Cheerful Weather

I find it positively remarkable how a shift in climate can utterly change a person's mood. I find it not strange at all that films use weather and likewise color schemes to convey the mood the climate brings. Summer seasons usually convey warm tones, a cheerful mood, the desire to go and be adventurous, a lightness to one's disposition. In contrast, winter seasons usually transmit a gloominess, a dreariness, sadness, cool tones, a rather apathetic mindset, a disparagingly depressing outlook on life, and a blatant frigidness to composure. This is perhaps the most striking feature of Cheerful Weather for the Wedding. 

I stumbled across this film by perusing through pre-ordered films on iTunes. The trailer intrigued me, enticing me with its mystery surrounding a conflicted bride possibly marrying the wrong man. I'm a romantic, so this immediately drew me in. The plot line has to the major aspect that I wish to watch a film, but the edge of the film, the way the mood and emotion is splattered across the scene sealed the deal. There are few movies that I tell myself I need to see, but this was one I really needed to see. I was quite disappointed that the film gained poor reviews due to a lack of superior dialogue, slow plot, and overall theme. I understood that it's a British film, so the audience may not necessarily be garnered towards American viewers, so I was rather ambivalent. Ten minutes in the movie, I was already pleasantly surprised how much I liked it. It had a way of drawing on nostalgia and possible do-overs in life that makes the viewers wonder what choice the protagonist will take. This is the major emotional involvement throughout the film: marry a suitable bachelor that fits everything her mother had pictured for her life or run away with the man she truly loves. I assure you, it's not quite as cliche as it sounds.

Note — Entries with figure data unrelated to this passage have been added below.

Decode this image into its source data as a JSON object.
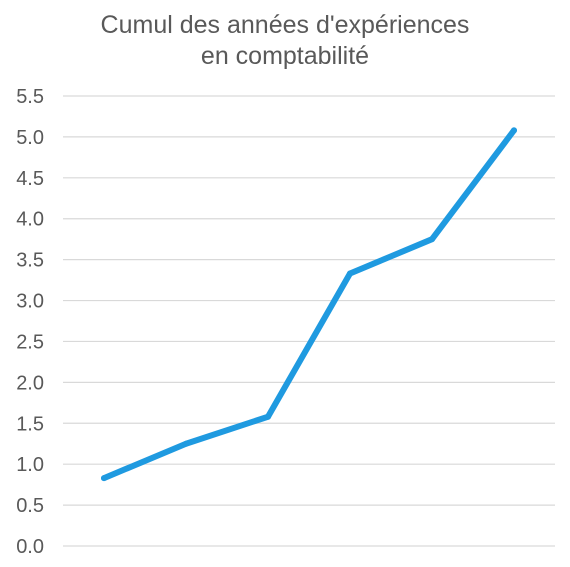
{
  "chart_data": {
    "type": "line",
    "title_line1": "Cumul des années d'expériences",
    "title_line2": "en comptabilité",
    "xlabel": "",
    "ylabel": "",
    "ylim": [
      0,
      5.5
    ],
    "y_ticks": [
      "0.0",
      "0.5",
      "1.0",
      "1.5",
      "2.0",
      "2.5",
      "3.0",
      "3.5",
      "4.0",
      "4.5",
      "5.0",
      "5.5"
    ],
    "grid": true,
    "series": [
      {
        "color": "#1f9ae0",
        "values": [
          0.83,
          1.25,
          1.58,
          3.33,
          3.75,
          5.08
        ]
      }
    ]
  }
}
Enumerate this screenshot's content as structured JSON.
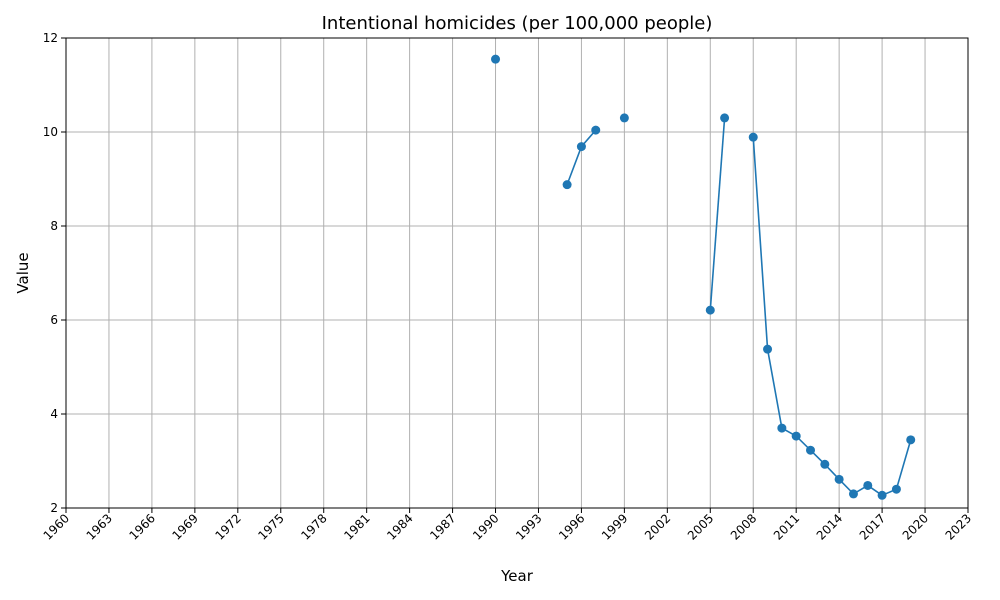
{
  "chart_data": {
    "type": "line",
    "title": "Intentional homicides (per 100,000 people)",
    "xlabel": "Year",
    "ylabel": "Value",
    "xlim": [
      1960,
      2023
    ],
    "ylim": [
      2,
      12
    ],
    "xticks": [
      1960,
      1963,
      1966,
      1969,
      1972,
      1975,
      1978,
      1981,
      1984,
      1987,
      1990,
      1993,
      1996,
      1999,
      2002,
      2005,
      2008,
      2011,
      2014,
      2017,
      2020,
      2023
    ],
    "yticks": [
      2,
      4,
      6,
      8,
      10,
      12
    ],
    "grid": true,
    "color": "#1f77b4",
    "series": [
      {
        "x": [
          1990,
          1991,
          1992,
          1993,
          1994,
          1995,
          1996,
          1997,
          1998,
          1999,
          2000,
          2001,
          2002,
          2003,
          2004,
          2005,
          2006,
          2007,
          2008,
          2009,
          2010,
          2011,
          2012,
          2013,
          2014,
          2015,
          2016,
          2017,
          2018,
          2019
        ],
        "values": [
          11.55,
          null,
          null,
          null,
          null,
          8.88,
          9.69,
          10.04,
          null,
          10.3,
          null,
          null,
          null,
          null,
          null,
          6.21,
          10.3,
          null,
          9.89,
          5.38,
          3.7,
          3.53,
          3.23,
          2.93,
          2.61,
          2.3,
          2.48,
          2.27,
          2.4,
          3.45
        ]
      }
    ]
  }
}
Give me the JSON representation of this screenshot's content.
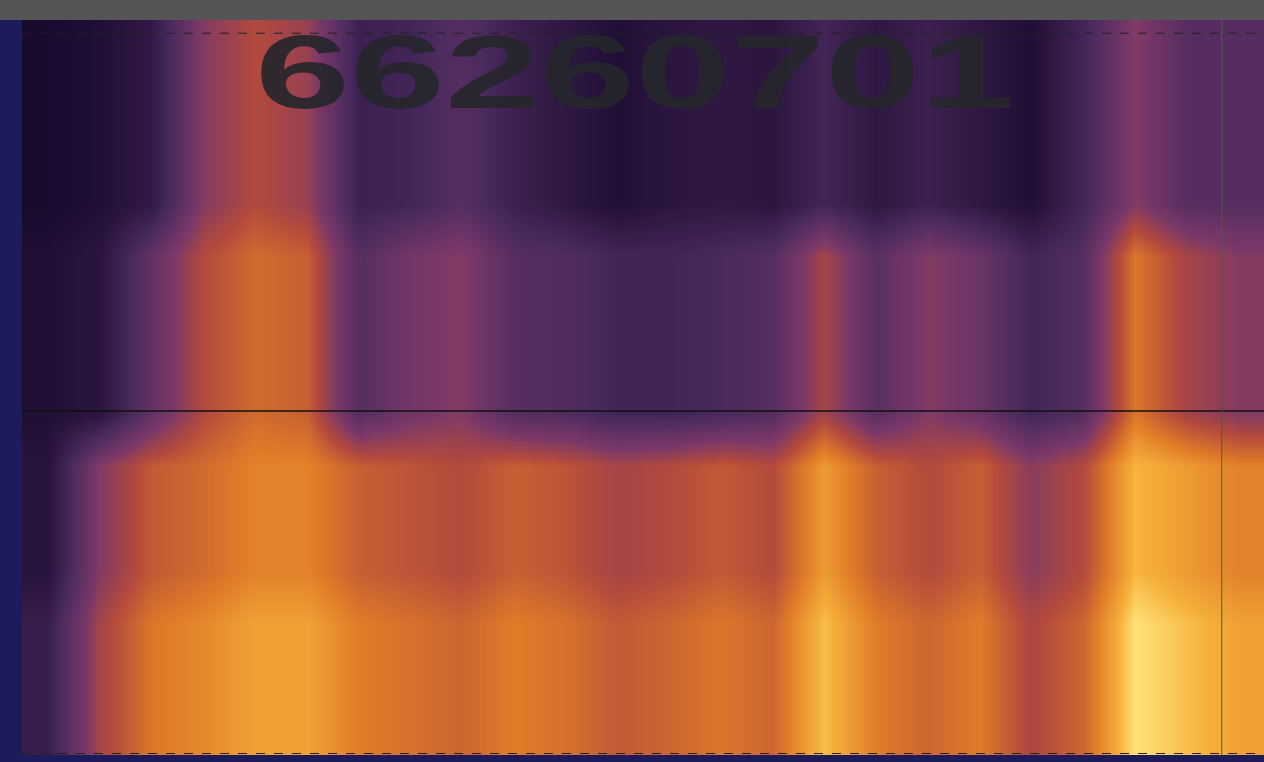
{
  "chart_data": {
    "type": "heatmap",
    "annotations": [
      "66260701"
    ],
    "tick_labels": false,
    "grid": false,
    "cells": [
      [
        0.37,
        0.6,
        0.7,
        0.73,
        0.77,
        0.77,
        0.71,
        0.69,
        0.67,
        0.71,
        0.69,
        0.65,
        0.67,
        0.7,
        0.67,
        0.81,
        0.71,
        0.67,
        0.71,
        0.61,
        0.67,
        0.85,
        0.81,
        0.77
      ],
      [
        0.37,
        0.6,
        0.7,
        0.73,
        0.77,
        0.77,
        0.71,
        0.69,
        0.67,
        0.71,
        0.69,
        0.65,
        0.67,
        0.7,
        0.67,
        0.81,
        0.71,
        0.67,
        0.71,
        0.61,
        0.67,
        0.85,
        0.81,
        0.77
      ],
      [
        0.37,
        0.6,
        0.7,
        0.73,
        0.77,
        0.77,
        0.71,
        0.69,
        0.67,
        0.71,
        0.69,
        0.65,
        0.67,
        0.7,
        0.67,
        0.81,
        0.71,
        0.67,
        0.71,
        0.61,
        0.67,
        0.85,
        0.81,
        0.77
      ],
      [
        0.32,
        0.55,
        0.65,
        0.68,
        0.72,
        0.72,
        0.66,
        0.64,
        0.62,
        0.66,
        0.64,
        0.6,
        0.62,
        0.65,
        0.62,
        0.76,
        0.66,
        0.62,
        0.66,
        0.56,
        0.62,
        0.8,
        0.76,
        0.72
      ],
      [
        0.32,
        0.55,
        0.65,
        0.68,
        0.72,
        0.72,
        0.66,
        0.64,
        0.62,
        0.66,
        0.64,
        0.6,
        0.62,
        0.65,
        0.62,
        0.76,
        0.66,
        0.62,
        0.66,
        0.56,
        0.62,
        0.8,
        0.76,
        0.72
      ],
      [
        0.32,
        0.55,
        0.65,
        0.68,
        0.72,
        0.72,
        0.66,
        0.64,
        0.62,
        0.66,
        0.64,
        0.6,
        0.62,
        0.65,
        0.62,
        0.76,
        0.66,
        0.62,
        0.66,
        0.56,
        0.62,
        0.8,
        0.76,
        0.72
      ],
      [
        0.3,
        0.33,
        0.48,
        0.62,
        0.68,
        0.66,
        0.45,
        0.52,
        0.55,
        0.45,
        0.44,
        0.4,
        0.4,
        0.42,
        0.45,
        0.6,
        0.46,
        0.55,
        0.5,
        0.4,
        0.45,
        0.7,
        0.6,
        0.55
      ],
      [
        0.3,
        0.33,
        0.48,
        0.62,
        0.68,
        0.66,
        0.45,
        0.52,
        0.55,
        0.45,
        0.44,
        0.4,
        0.4,
        0.42,
        0.45,
        0.6,
        0.46,
        0.55,
        0.5,
        0.4,
        0.45,
        0.7,
        0.6,
        0.55
      ],
      [
        0.3,
        0.33,
        0.48,
        0.62,
        0.68,
        0.66,
        0.45,
        0.52,
        0.55,
        0.45,
        0.44,
        0.4,
        0.4,
        0.42,
        0.45,
        0.6,
        0.46,
        0.55,
        0.5,
        0.4,
        0.45,
        0.7,
        0.6,
        0.55
      ],
      [
        0.3,
        0.33,
        0.48,
        0.62,
        0.68,
        0.66,
        0.45,
        0.52,
        0.55,
        0.45,
        0.44,
        0.4,
        0.4,
        0.42,
        0.45,
        0.6,
        0.46,
        0.55,
        0.5,
        0.4,
        0.45,
        0.7,
        0.6,
        0.55
      ],
      [
        0.28,
        0.3,
        0.35,
        0.55,
        0.62,
        0.58,
        0.38,
        0.4,
        0.45,
        0.38,
        0.34,
        0.3,
        0.33,
        0.34,
        0.33,
        0.4,
        0.34,
        0.38,
        0.34,
        0.3,
        0.4,
        0.55,
        0.45,
        0.45
      ],
      [
        0.28,
        0.3,
        0.35,
        0.55,
        0.62,
        0.58,
        0.38,
        0.4,
        0.45,
        0.38,
        0.34,
        0.3,
        0.33,
        0.34,
        0.33,
        0.4,
        0.34,
        0.38,
        0.34,
        0.3,
        0.4,
        0.55,
        0.45,
        0.45
      ],
      [
        0.28,
        0.3,
        0.35,
        0.55,
        0.62,
        0.58,
        0.38,
        0.4,
        0.45,
        0.38,
        0.34,
        0.3,
        0.33,
        0.34,
        0.33,
        0.4,
        0.34,
        0.38,
        0.34,
        0.3,
        0.4,
        0.55,
        0.45,
        0.45
      ],
      [
        0.28,
        0.3,
        0.35,
        0.55,
        0.62,
        0.58,
        0.38,
        0.4,
        0.45,
        0.38,
        0.34,
        0.3,
        0.33,
        0.34,
        0.33,
        0.4,
        0.34,
        0.38,
        0.34,
        0.3,
        0.4,
        0.55,
        0.45,
        0.45
      ]
    ]
  }
}
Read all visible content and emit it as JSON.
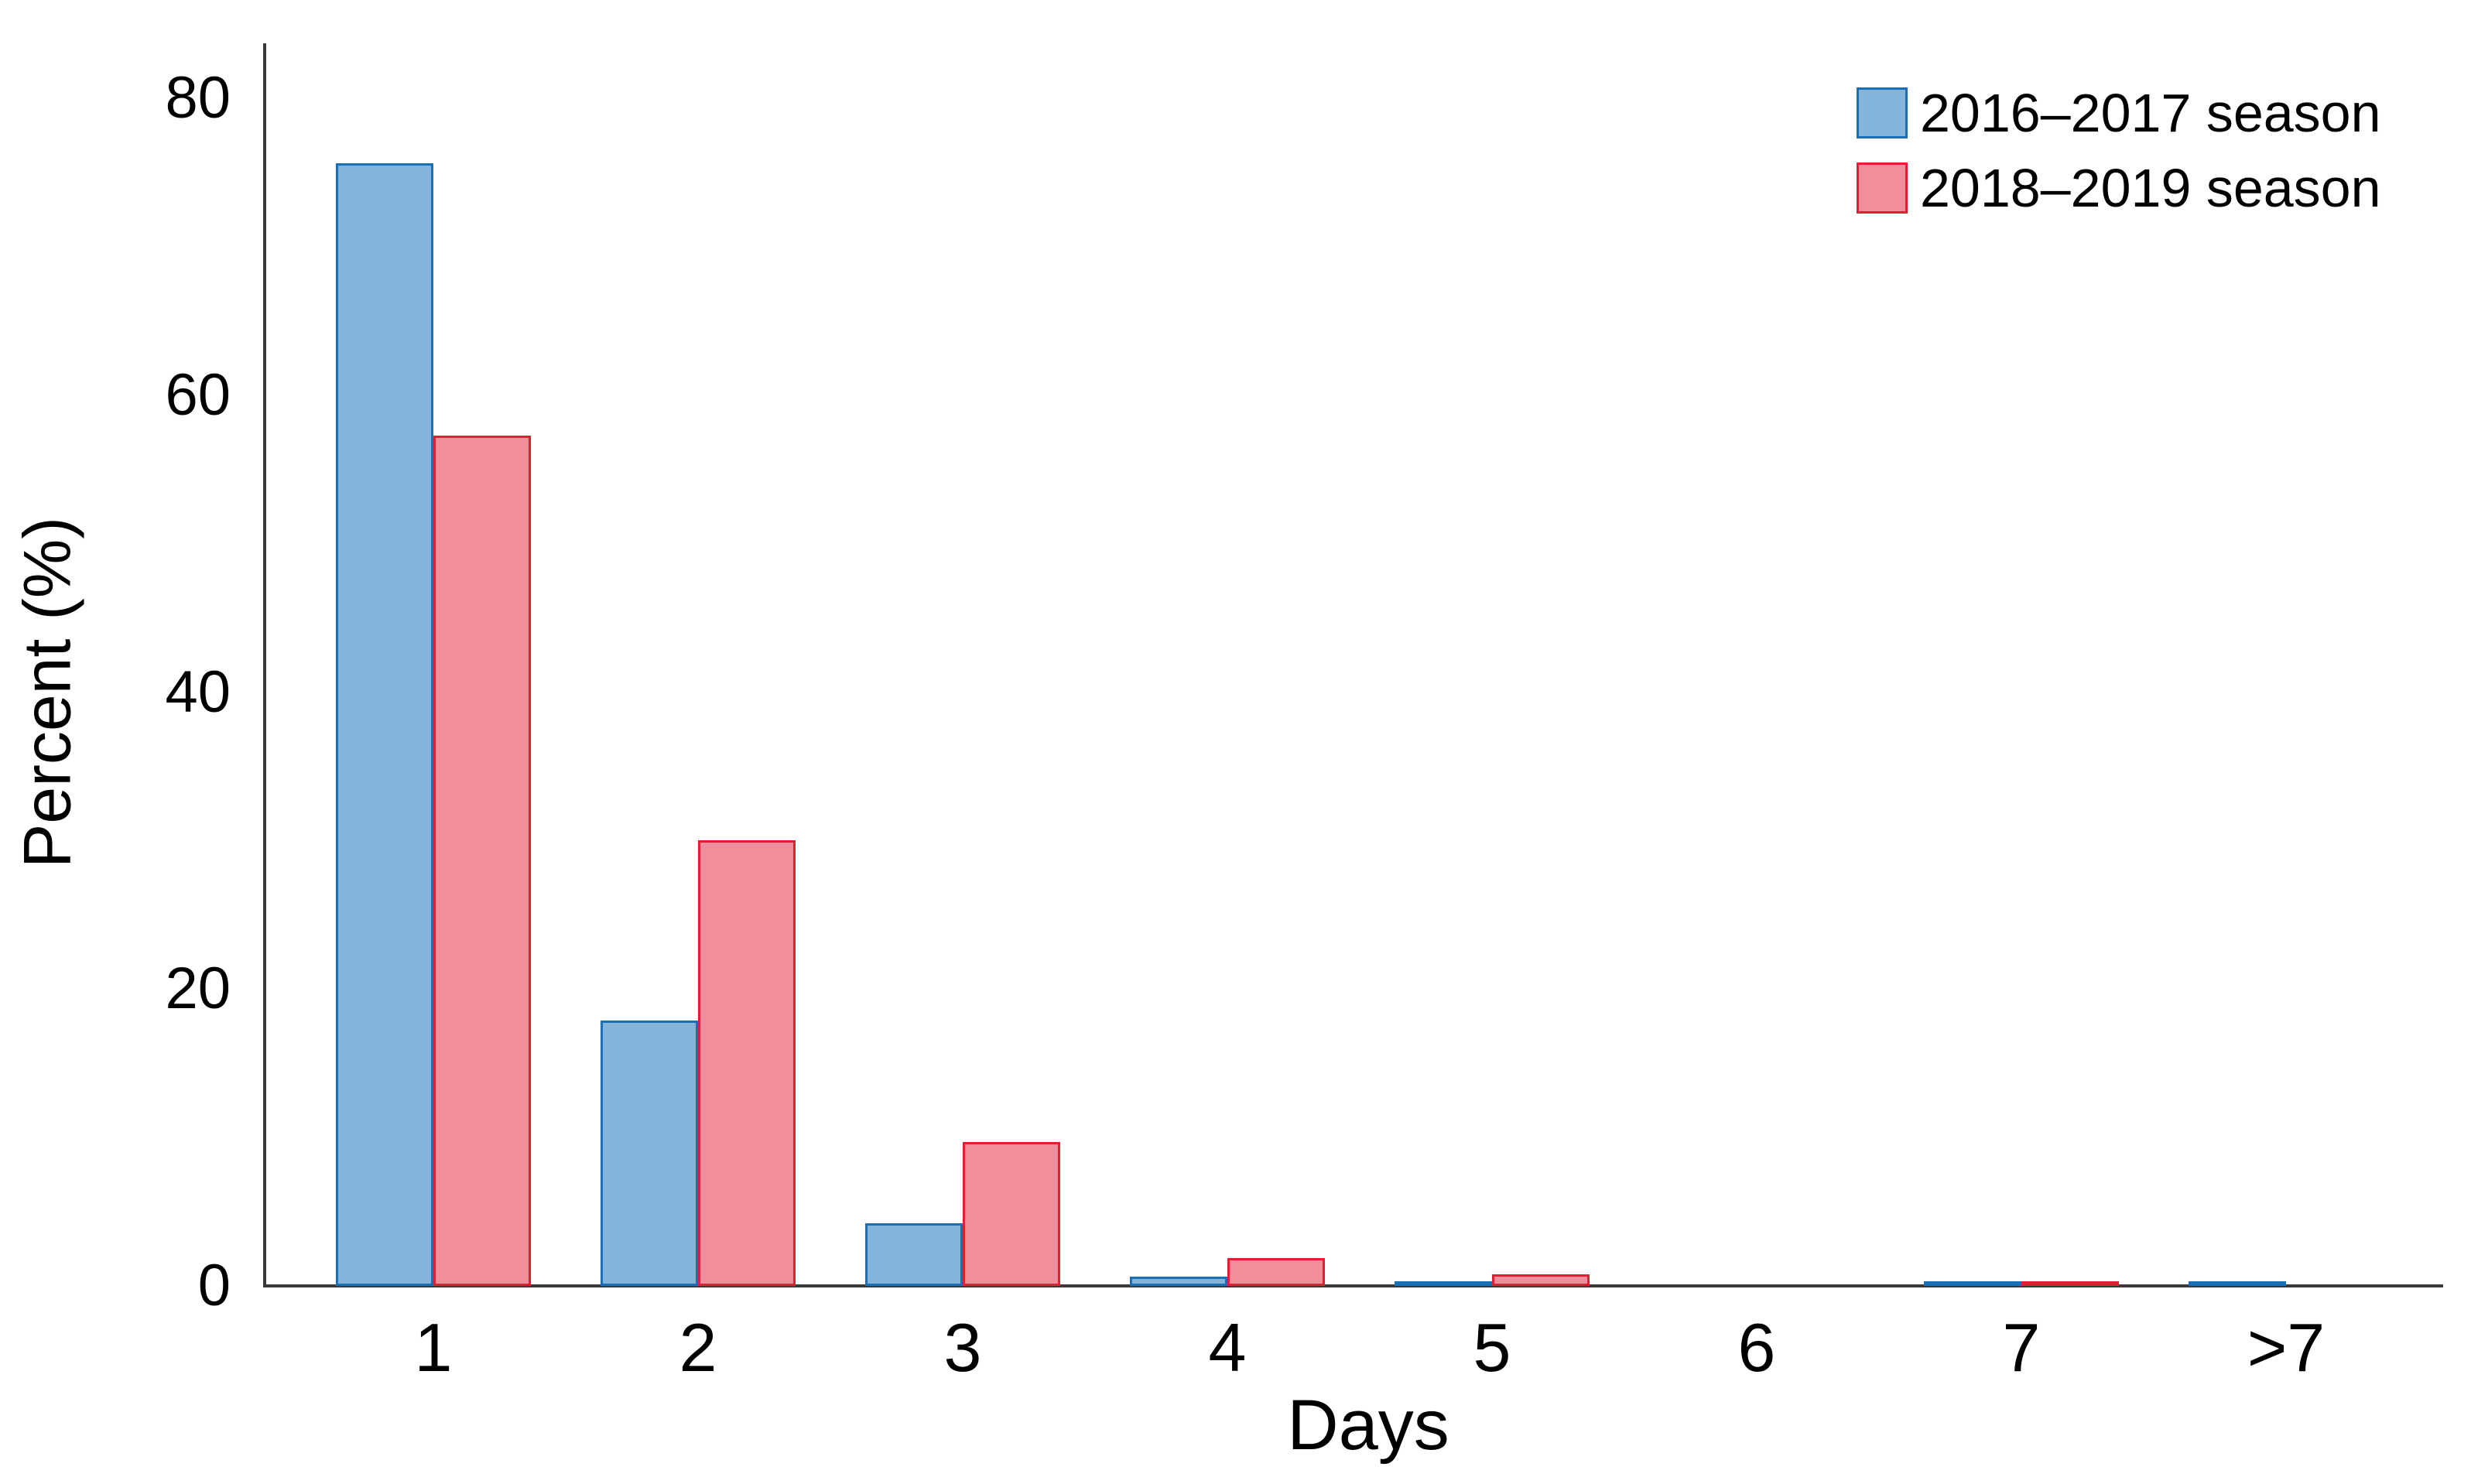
{
  "chart_data": {
    "type": "bar",
    "title": "",
    "xlabel": "Days",
    "ylabel": "Percent (%)",
    "categories": [
      "1",
      "2",
      "3",
      "4",
      "5",
      "6",
      "7",
      ">7"
    ],
    "series": [
      {
        "name": "2016–2017 season",
        "fill": "#85b4da",
        "stroke": "#1a6fb5",
        "values": [
          75.6,
          17.9,
          4.2,
          0.6,
          0.3,
          0,
          0.2,
          0.2
        ]
      },
      {
        "name": "2018–2019 season",
        "fill": "#f18e9b",
        "stroke": "#e41e32",
        "values": [
          57.3,
          30.0,
          9.7,
          1.9,
          0.8,
          0,
          0.15,
          0
        ]
      }
    ],
    "ylim": [
      0,
      80
    ],
    "yticks": [
      "0",
      "20",
      "40",
      "60",
      "80"
    ],
    "grid": false,
    "legend_position": "top-right",
    "axis_color": "#3a3a3a",
    "background": "#ffffff"
  }
}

Refraining from spoiling the plot, I must say that the main plot takes place in one day during the winter with various flashbacks taking place the past summer. I must take this time to point out the aesthetics and cinematography. The color scheme between the two seasons is so obvious that it's done in an exceptionally tasteful manner. Winter is cool blues, whites, dark pastels, and solid prints, whereas summer is bright greens, warm yellows, reds, and floral prints. Winter is seen as gloomy, cold, sad, and mundane. Summer, however, is perceived as an adventurous, exciting, frivolous, exciting, and fun. Even the costumes and dispositions differentiate between the seasons as well. Winter has subdued hues, restrained affection, and restrained. Summer is all about bright pops of color, poignant emotion, and a profound sense of liberty. As the film in set in 1930s England, the costumes were remarkable. Winter fashion surrounds around posh, classy, lush and delicate details, soft features, and a sublime touch of minimalism. Summer vogue consists of fun prints, light materials, bold designs, and lax posh comportment. The aesthetics is done so tastefully, mastered in such a subtle manner, that it appears intentional but so obvious that it's overlooked. This film has captured my heart and has easily become one of my favorite movies. Perhaps it's that, coupled with Felicity Jones as the female protagonist (from Like Crazy) and Luke Treadaway as the man whom she loves. Two superb actors putting a remarkable portrayal of love and heartache. If that's not enough, Elizabeth McGovern from Downton Abbey stars as Felicity's mother.